In 2012, an environmental organization, Wahana Lingkungan Hidup, filed a lawsuit against the Governor of Bali for issuing a permit to establish tourist accommodation facilities in a mangrove ecosystem area, which is included in a forest park area (Taman Hutan Raya) which is supposed to be excluded from possible commercial use. The plaintiff argued that the issuance of the permit was against the 2009 EPMA and Government Regulation No. 36 of 2010 on Nature Tourism Business in Wildlife Sanctuaries, National Parks, Grand Forest Parks and Nature Tourism Parks because it did not involve the community in the permit application process and had the potential to cause damage to the mangrove ecosystem. The plaintiff argued that the logging of mangrove trees in the permit area can hinder the mangroves’ function in mitigating climate change since mangrove forests have a much greater ability to absorb CO2 than other tropical land forests.
In response, the defendant argued that the permit was granted to provide an opportunity for a third party to pursue natural tourism within the forest park area to protect and preserve the forest area from potential damage due to garbage and mud. The granting of permits has received technical recommendations from the Natural Resource Conservation Center (Balai Konservasi Sumber Daya Alam).

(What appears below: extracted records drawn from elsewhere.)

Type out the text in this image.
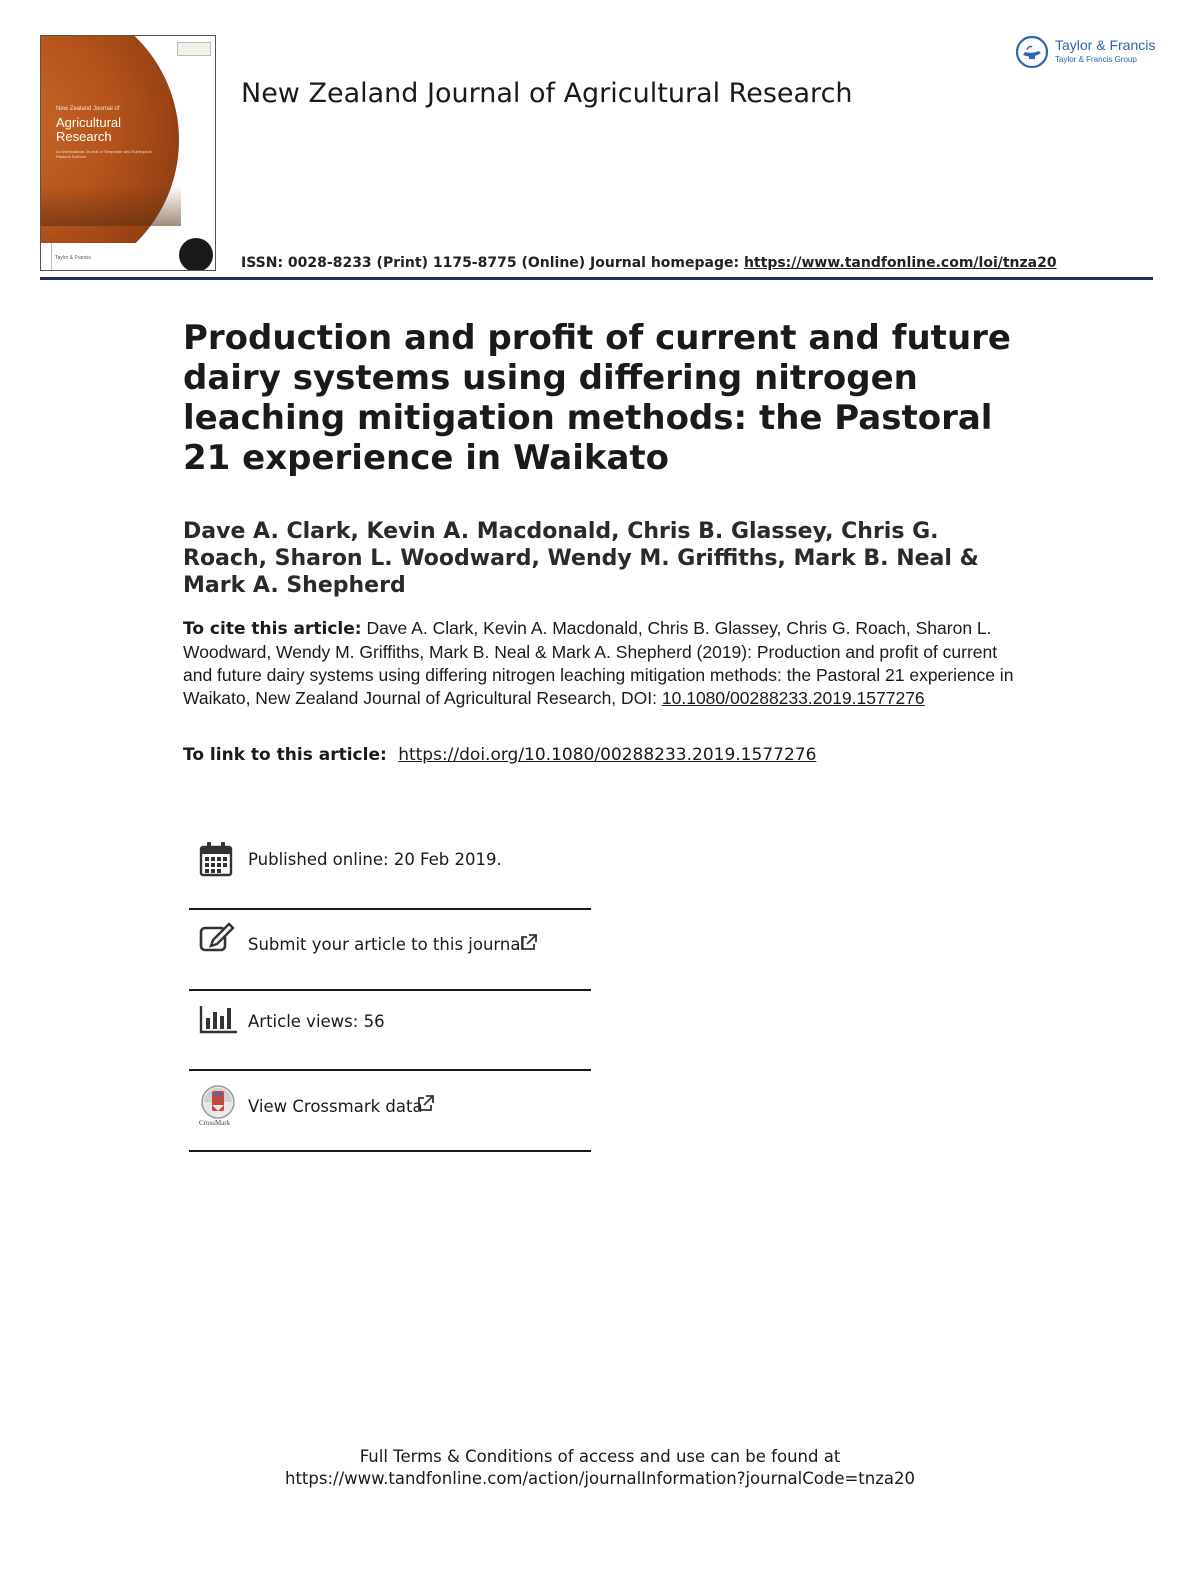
New Zealand Journal of
Agricultural Research
An International Journal of Temperate and Subtropical Pastoral Science
Taylor & Francis
New Zealand Journal of Agricultural Research
Taylor & Francis
Taylor & Francis Group
ISSN: 0028-8233 (Print) 1175-8775 (Online) Journal homepage: https://www.tandfonline.com/loi/tnza20
Production and profit of current and future dairy systems using differing nitrogen leaching mitigation methods: the Pastoral 21 experience in Waikato
Dave A. Clark, Kevin A. Macdonald, Chris B. Glassey, Chris G. Roach, Sharon L. Woodward, Wendy M. Griffiths, Mark B. Neal & Mark A. Shepherd
To cite this article: Dave A. Clark, Kevin A. Macdonald, Chris B. Glassey, Chris G. Roach, Sharon L. Woodward, Wendy M. Griffiths, Mark B. Neal & Mark A. Shepherd (2019): Production and profit of current and future dairy systems using differing nitrogen leaching mitigation methods: the Pastoral 21 experience in Waikato, New Zealand Journal of Agricultural Research, DOI: 10.1080/00288233.2019.1577276
To link to this article: https://doi.org/10.1080/00288233.2019.1577276
Published online: 20 Feb 2019.
Submit your article to this journal
Article views: 56
CrossMark
View Crossmark data
Full Terms & Conditions of access and use can be found at
https://www.tandfonline.com/action/journalInformation?journalCode=tnza20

On August 1, 2013, the Administrative Court of Denpasar ruled in favor of the plaintiff and ordered the cancellation of the permit by the Governor of Bali. On November 28, 2013, the decision was annulled by the Court of Appeal. On May, 2014 the Supreme Court confirmed the annulment of the decision, because the activities in the mangrove area were only at the planning stage, and there had been no actual damage. The courts did not consider climate change in their decisions.